Kaspersky Finds Fake Coding Extensions That Can Steal Crypto Assets

JAKARTA - Kaspersky's Global Research and Analysis Team (GReAT) found a malicious Visual Studio Code extension targeting blockchain developers, especially users of the AI-based Cursor platform.

In its report, the global cybersecurity company mentioned that this extension downloaded the Quasar backdoor and the thief (stealer) program designed to steal crypto assets.

So, the malicious extension was uploaded to Open VSX repository by claiming to offer support for Solidity programming language. But in the end, this extension actually executes malicious codes on the user's device.

Access to victims' devices is obtained through ScreenConnect software which is also installed secretly, allowing perpetrators to spread malware and steal data such as the initial phrase crypto wallet, email, and browser information.

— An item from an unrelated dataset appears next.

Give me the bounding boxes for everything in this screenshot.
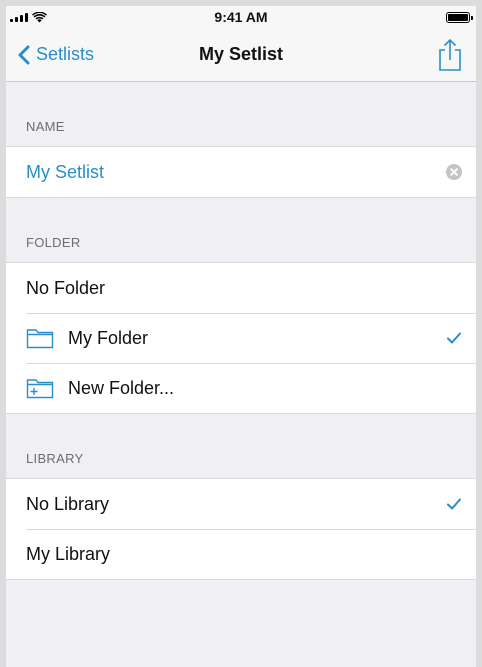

A blockchain developer from Russia has even been a victim after installing the extension. The perpetrator managed to steal a cryptocurrency worth about US $ 500,000 (around Rp. 8 billion) from his digital wallet.

Worse, the perpetrators also faked the popularity of the extension to appear at the top of the search, by making it look as if the extension had been downloaded tens of thousands of times.

Where after the extension was removed, they republished a new version that even reached 2 million downloads much more than the original extension.

Not only one, the perpetrators also spread other dangerous extensions such as solsafe, solaibot, among-eth, and blankebesxstnion, which have now been removed from the platform.

Kaspersky has reported the malicious extension to be removed from Open VSX and reminded developers to be more careful when installing new extensions.

"Therefore, all users, especially those who work in the blockchain world, should use additional protection so that their data and money are safe," said Georgy Kucherin, security researcher at Kaspersky.